Now is an excellent time to be an electrician. These professionals are in high demand as residential housing and commercial facilities age and as new development increases. But what does it take to win the job as an electrician? It’s more than a slick resume. Here is a sampling of the critical characteristics and skills of the most sought after electricians. See if you fit the bill.
The Job Description
Each electrical job is unique, but to get hired on as a full-time electrician, chances are that you will find some similarities in the jobs you apply to. In general, electricians are expected to install, maintain, and repair electrical power, communications, lighting, and control systems in homes, businesses, and factories. They work indoors and outdoors, in a variety of conditions, and often require at least some technical schooling, apprentice work, and licensing.
But don’t let similarities across different job descriptions allow you to let your guard down. When you are applying for jobs, be sure you read the description in full, because that can be a great resource for identifying the skills and qualities that will get you hired.
Employment of electricians is projected to grow much faster than the national average at an impressive 14 percent from 2014 to 2024. As homes and businesses require more wiring, electricians will be needed to install the necessary components. The U.S. Bureau of Labor Statistics projects that job prospects for electricians should be very good, as many employers report difficulty finding qualified applicants. The skills gap can work to your benefit as employers are looking for the best of the best and willing to pay for the professionals they do find.
The median pay for U.S. electricians in 2016 was $52,720 per year or $25.35 per hour, depending on the project, very competitive given the education level required for the position.
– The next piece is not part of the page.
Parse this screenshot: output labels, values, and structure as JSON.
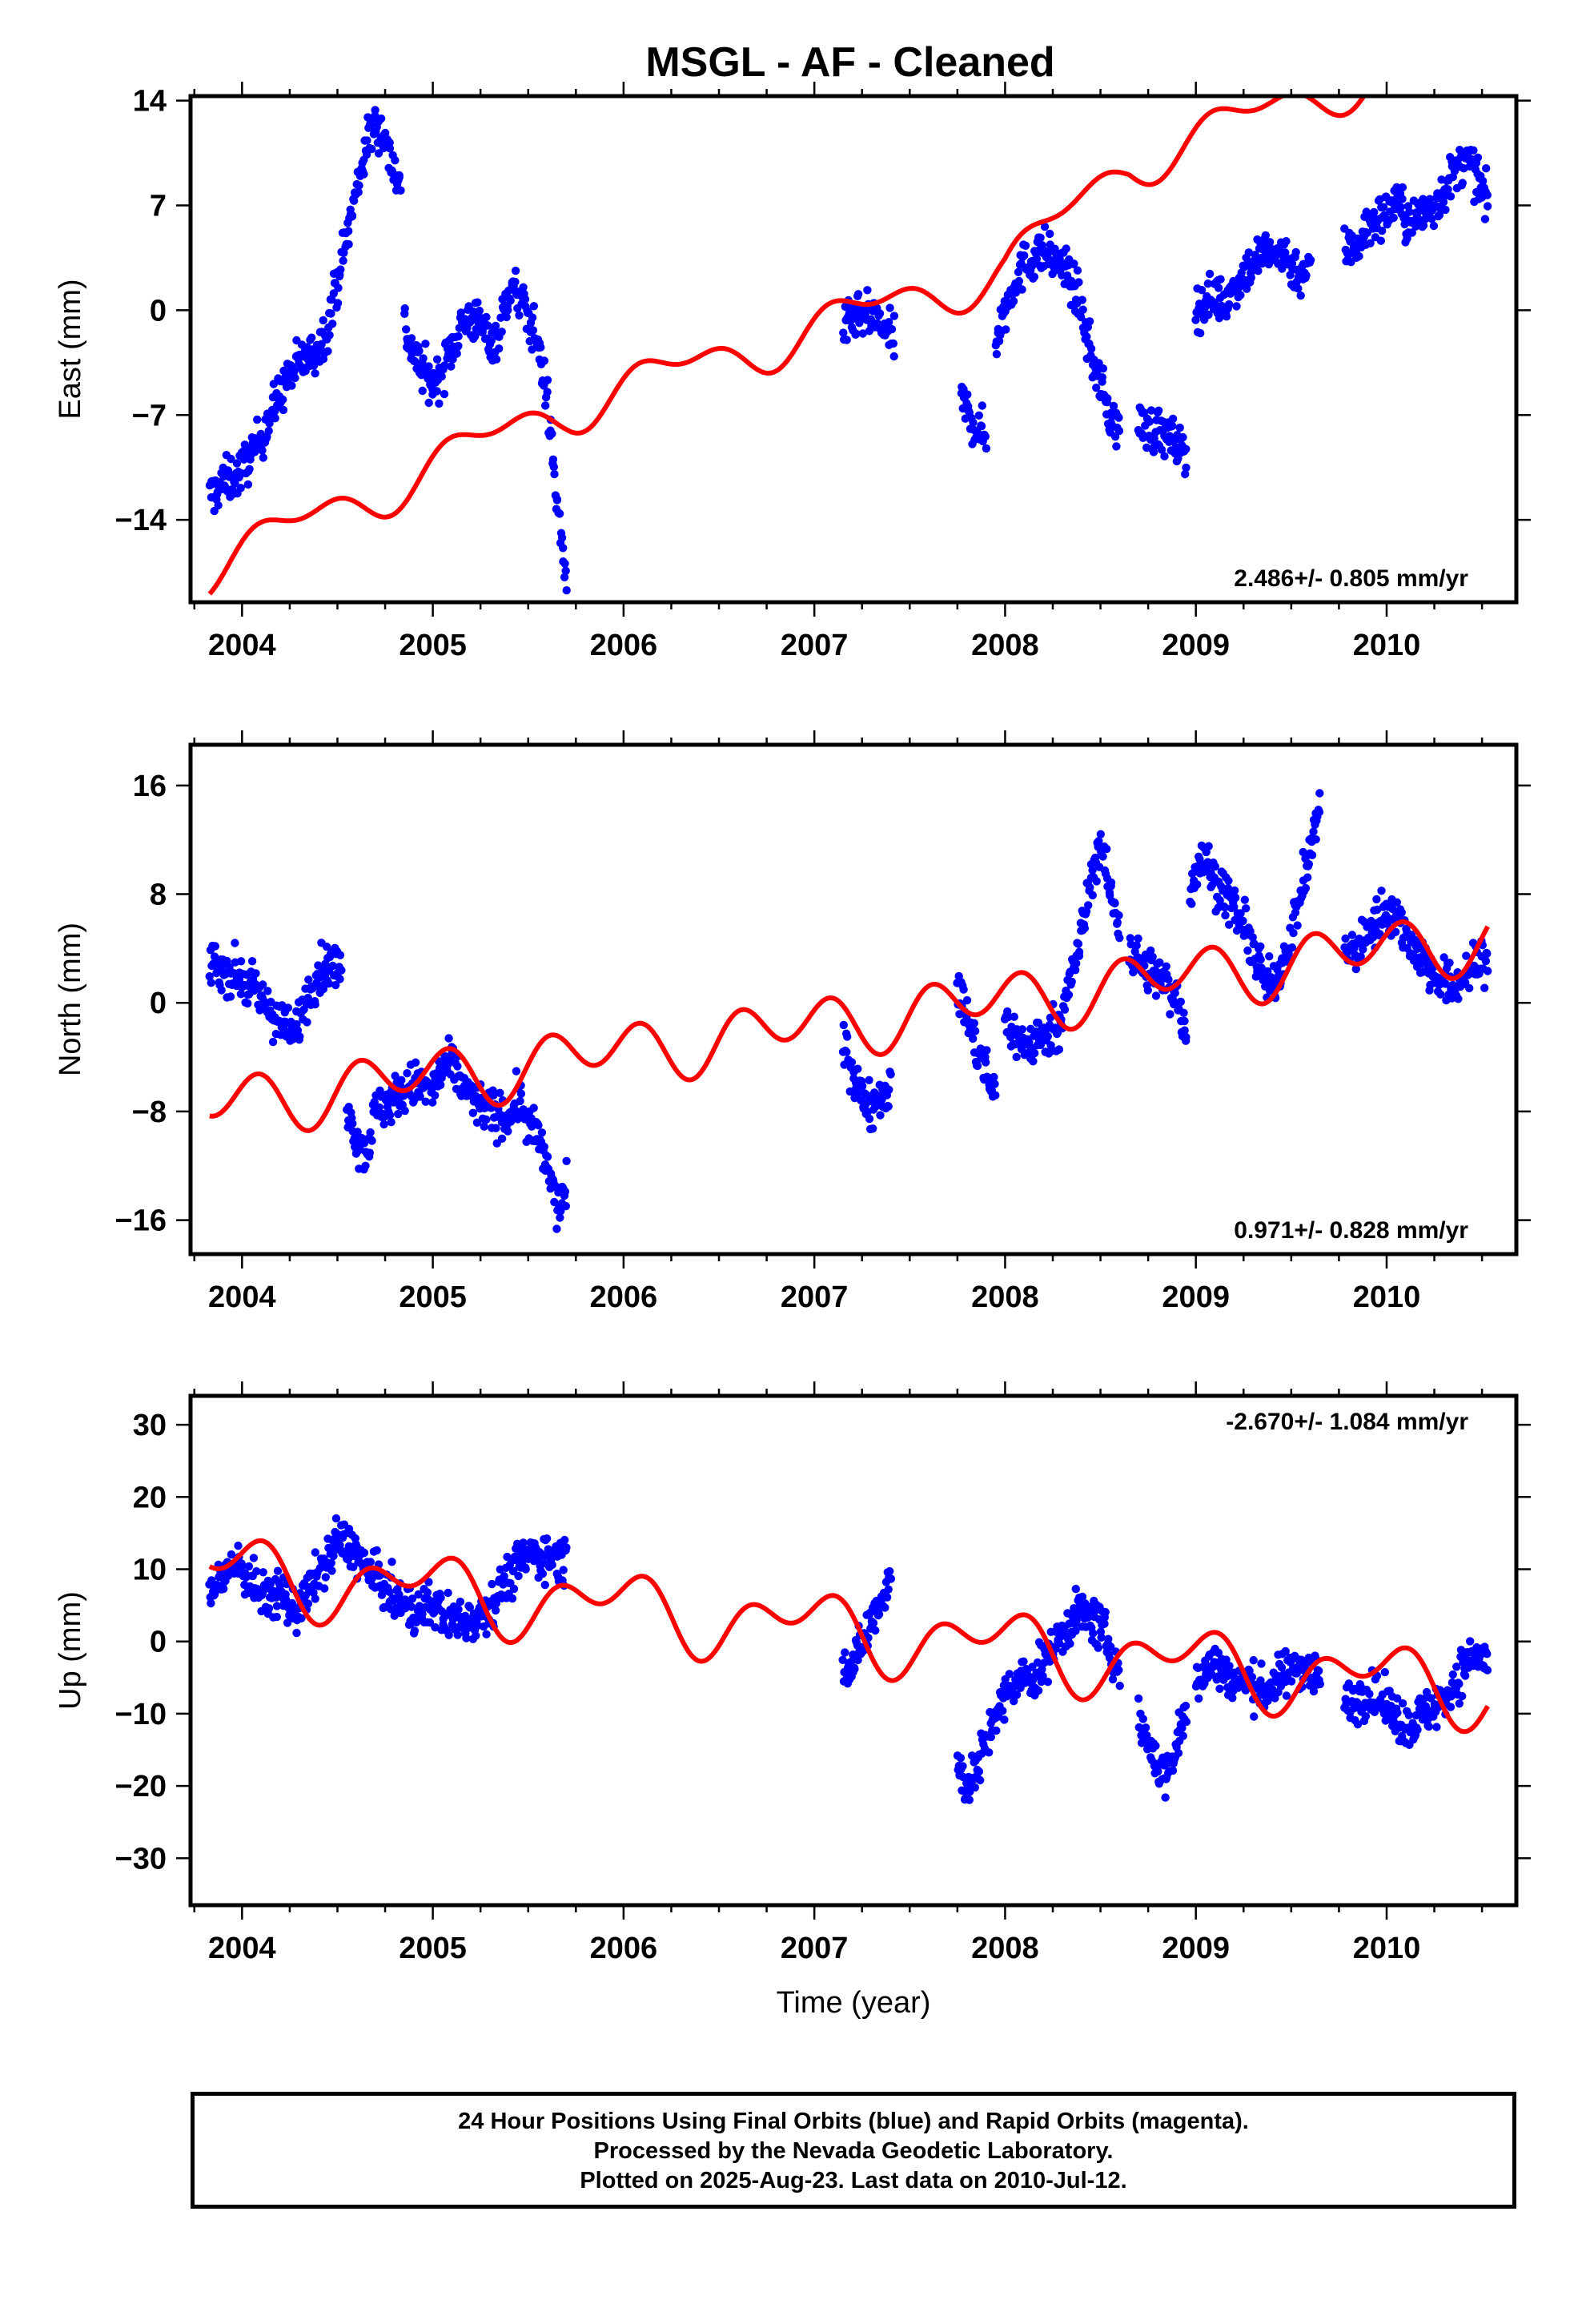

The median income of other non-college educated professionals comes in at about $30,000 in the U.S.
Qualifications and Critical Skills
Many employers look for electricians with one-year on-the-job training or full-time experience as an electrician or equivalent trade skill. Many employers look for candidates with specific experience in operation, electrical codes, and other industrial requirements. Previous experience is always a good thing. The ability to read and write in English is always important, as are basic math skills and manipulation of calculations. Many states have specific electrical licenses that they will require from applicants.
Other important skills include business skills, customer service skills, critical thinking skills, troubleshooting abilities, color vision, as well as the appropriate physical stamina and strength to work standing or walking all day and lift heavy components into position. They must be able to read blueprints or technical diagrams, install and maintain wiring, control, and lighting systems, inspect electrical components, and identify problems using a variety of testing devices. Electricians must be able to repair or replace wiring, equipment, or fixtures as needed, using hand and power tools. They are called on to follow state and local building regulations based on the National Electrical Code and should be confident in the ability to direct and train another worker to assist in these tasks.